NFPA 855: the installation standard
While UL 9540A evaluates the equipment, NFPA 855 regulates the safe installation of these systems. It requires minimum spacing between containers (typically 3 meters), deflagration control systems, water supply for firefighters, and emergency response plans based precisely on data obtained from UL 9540A testing.
Conclusions
An effective failure analysis requires integrating operational data, thermal models, and post-incident physical evaluation. After an event, BMS logs, temperature, voltage, and current trends are correlated with CFD simulations and analysis of the affected components. Identifying the root cause, from internal cell defects to limitations in ventilation or thermal containment, is fundamental to improving the safety, resilience, and reliability of BESS systems.

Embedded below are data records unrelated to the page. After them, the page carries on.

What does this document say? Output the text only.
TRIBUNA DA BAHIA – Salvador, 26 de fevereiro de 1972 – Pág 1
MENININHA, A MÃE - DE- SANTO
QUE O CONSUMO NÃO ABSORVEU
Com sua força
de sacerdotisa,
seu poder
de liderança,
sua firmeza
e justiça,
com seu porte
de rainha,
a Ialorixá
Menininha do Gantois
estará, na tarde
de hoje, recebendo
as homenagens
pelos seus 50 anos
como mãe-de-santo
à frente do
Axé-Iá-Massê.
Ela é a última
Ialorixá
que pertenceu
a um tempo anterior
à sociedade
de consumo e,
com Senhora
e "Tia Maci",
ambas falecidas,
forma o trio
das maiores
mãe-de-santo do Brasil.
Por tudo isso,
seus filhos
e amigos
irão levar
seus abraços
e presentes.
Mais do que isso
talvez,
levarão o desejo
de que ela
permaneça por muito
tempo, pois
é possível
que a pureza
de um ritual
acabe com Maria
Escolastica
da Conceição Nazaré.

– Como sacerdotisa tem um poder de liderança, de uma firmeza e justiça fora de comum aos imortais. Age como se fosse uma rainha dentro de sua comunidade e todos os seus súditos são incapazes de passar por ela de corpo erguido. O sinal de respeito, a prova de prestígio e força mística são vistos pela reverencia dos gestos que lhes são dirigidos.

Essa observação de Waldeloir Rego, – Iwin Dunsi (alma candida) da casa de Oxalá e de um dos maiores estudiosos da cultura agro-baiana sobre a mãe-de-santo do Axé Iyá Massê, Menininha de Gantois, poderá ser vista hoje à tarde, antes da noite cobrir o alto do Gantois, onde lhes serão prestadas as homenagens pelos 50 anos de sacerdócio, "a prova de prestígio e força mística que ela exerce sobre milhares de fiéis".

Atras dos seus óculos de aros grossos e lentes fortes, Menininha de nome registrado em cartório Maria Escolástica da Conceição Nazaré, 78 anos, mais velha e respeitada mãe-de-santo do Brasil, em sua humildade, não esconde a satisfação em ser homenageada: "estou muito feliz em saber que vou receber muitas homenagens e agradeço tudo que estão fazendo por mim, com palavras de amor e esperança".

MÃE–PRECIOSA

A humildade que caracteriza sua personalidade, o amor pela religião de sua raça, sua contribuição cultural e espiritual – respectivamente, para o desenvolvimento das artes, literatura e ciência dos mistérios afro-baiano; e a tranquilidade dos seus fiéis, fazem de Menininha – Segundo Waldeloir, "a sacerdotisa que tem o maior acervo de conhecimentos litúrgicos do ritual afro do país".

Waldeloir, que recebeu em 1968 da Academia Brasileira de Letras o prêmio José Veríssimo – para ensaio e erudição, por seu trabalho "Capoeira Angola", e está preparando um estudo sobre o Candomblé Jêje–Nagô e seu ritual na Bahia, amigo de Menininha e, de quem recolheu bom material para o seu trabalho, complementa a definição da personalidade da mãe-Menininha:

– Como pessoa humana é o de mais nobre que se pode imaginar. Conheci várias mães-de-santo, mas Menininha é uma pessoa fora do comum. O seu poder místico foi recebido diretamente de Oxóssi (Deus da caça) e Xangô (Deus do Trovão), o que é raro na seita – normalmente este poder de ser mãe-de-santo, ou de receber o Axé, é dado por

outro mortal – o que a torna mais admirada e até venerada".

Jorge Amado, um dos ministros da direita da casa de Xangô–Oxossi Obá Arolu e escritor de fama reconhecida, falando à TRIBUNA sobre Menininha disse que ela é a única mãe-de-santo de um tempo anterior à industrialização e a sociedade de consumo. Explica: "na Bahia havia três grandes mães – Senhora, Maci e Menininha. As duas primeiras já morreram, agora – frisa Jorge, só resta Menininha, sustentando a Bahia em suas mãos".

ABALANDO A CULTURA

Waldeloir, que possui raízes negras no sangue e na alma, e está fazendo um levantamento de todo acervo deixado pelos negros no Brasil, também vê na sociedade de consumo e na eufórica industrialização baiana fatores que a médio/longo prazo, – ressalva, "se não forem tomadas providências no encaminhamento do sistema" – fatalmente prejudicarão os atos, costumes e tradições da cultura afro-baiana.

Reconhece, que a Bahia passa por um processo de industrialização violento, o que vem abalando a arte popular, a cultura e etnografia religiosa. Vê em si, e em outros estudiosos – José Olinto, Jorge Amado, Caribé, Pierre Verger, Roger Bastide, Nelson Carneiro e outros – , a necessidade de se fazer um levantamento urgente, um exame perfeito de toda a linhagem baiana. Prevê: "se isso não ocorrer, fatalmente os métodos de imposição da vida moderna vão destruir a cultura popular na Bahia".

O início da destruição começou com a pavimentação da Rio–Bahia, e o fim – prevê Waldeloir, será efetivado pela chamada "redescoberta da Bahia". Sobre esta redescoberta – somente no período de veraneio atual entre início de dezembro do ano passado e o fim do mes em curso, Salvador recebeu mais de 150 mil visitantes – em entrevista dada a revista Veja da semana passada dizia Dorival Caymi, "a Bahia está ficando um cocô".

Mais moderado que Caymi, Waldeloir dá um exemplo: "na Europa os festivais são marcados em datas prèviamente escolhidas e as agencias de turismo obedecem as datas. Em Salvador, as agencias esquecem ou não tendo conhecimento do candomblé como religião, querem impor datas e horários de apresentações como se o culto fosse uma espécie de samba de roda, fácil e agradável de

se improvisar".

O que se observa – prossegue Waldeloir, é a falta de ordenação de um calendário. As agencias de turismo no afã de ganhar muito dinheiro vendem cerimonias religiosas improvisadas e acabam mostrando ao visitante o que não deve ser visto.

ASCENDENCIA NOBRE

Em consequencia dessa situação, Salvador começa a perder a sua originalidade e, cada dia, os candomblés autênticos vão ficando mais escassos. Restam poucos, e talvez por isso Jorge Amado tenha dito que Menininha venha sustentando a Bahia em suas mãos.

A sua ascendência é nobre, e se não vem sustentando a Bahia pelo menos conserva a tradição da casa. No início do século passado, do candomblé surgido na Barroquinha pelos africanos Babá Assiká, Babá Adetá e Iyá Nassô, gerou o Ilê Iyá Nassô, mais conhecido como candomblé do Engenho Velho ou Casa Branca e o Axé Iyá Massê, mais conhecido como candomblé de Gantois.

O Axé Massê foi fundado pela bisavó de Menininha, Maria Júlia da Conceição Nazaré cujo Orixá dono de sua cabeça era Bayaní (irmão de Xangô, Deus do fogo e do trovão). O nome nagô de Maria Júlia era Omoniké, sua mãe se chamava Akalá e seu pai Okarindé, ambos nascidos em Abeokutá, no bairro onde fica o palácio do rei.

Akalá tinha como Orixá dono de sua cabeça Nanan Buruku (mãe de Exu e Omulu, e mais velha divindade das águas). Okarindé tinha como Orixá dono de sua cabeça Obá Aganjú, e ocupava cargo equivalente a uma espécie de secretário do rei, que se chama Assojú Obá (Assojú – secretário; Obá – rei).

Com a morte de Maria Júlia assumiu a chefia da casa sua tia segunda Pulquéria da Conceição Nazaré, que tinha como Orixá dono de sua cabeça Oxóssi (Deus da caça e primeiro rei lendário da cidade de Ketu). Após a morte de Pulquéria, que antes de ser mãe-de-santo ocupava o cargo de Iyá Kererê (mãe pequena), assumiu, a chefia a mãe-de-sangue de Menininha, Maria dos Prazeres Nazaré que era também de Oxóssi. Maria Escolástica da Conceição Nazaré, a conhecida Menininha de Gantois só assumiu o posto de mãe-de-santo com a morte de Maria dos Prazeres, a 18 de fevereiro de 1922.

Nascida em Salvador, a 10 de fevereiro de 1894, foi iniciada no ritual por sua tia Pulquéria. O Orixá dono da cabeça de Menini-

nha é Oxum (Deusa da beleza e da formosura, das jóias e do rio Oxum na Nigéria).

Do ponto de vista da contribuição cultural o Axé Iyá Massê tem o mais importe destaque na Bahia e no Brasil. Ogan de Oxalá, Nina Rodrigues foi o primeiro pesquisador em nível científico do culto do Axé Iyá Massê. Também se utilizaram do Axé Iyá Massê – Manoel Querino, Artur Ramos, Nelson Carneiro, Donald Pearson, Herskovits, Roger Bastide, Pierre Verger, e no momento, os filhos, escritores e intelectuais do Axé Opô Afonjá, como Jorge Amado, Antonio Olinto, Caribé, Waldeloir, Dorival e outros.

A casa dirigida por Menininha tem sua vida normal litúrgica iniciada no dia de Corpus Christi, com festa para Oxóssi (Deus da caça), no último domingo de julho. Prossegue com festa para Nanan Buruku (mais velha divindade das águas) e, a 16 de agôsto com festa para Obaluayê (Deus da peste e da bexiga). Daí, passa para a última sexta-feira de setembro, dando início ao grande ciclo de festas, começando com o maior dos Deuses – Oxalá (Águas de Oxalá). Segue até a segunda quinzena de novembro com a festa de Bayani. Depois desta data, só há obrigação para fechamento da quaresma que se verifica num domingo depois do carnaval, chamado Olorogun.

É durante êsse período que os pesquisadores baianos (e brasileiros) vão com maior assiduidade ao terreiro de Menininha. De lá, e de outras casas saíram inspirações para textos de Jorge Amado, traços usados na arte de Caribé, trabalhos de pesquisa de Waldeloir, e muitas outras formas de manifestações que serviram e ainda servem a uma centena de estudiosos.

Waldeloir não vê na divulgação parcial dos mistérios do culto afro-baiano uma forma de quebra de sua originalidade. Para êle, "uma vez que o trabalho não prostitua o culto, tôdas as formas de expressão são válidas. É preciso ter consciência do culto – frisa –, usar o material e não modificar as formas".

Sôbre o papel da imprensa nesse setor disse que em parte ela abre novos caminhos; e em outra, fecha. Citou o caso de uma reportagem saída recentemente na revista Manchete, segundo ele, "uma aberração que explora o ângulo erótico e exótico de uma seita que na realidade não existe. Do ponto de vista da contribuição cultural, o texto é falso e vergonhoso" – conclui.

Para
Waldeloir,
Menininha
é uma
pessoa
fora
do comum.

Failure analysis from cell to container currently represents one of the greatest technical challenges in the safety of BESS systems based on lithium-ion batteries. Thermal propagation, or thermal runaway propagation, can transform a localized failure into a large-scale event capable of compromising complete modules, racks, and containers if adequate thermal, electrical, and structural barriers are not in place.
Standards such as UL 9540A and NFPA 855 provide the technical framework to evaluate propagation, design mitigation strategies, and improve the operational safety of energy storage installations.
As BESS systems increase in capacity and energy density, effective integration between BMS, EMS, PCS, and advanced thermal containment strategies will be decisive in ensuring long-term reliability, resilience, and industrial safety.
References
- International Electrotechnical Commission (IEC). (2024). Electrical energy storage (EES) systems – Safety requirements for battery management systems. IEC Standards Publication.
- Doughty, D., & Roth, E. P. (2012). A general discussion of Li ion battery safety. The Electrochemical Society Interface, 21(2), 37–44.
- Feng, X., Ouyang, M., Liu, X., Lu, L., Xia, Y., & He, X. (2018). Thermal runaway mechanism of lithium ion battery for electric vehicles: A review. Energy Storage Materials, 10, 246–267. https://doi.org/10.1016/j.ensm.2017.05.013
- UL Standards. (2023). UL 9540A: Test method for evaluating thermal runaway fire propagation in battery energy storage systems. Underwriters Laboratories.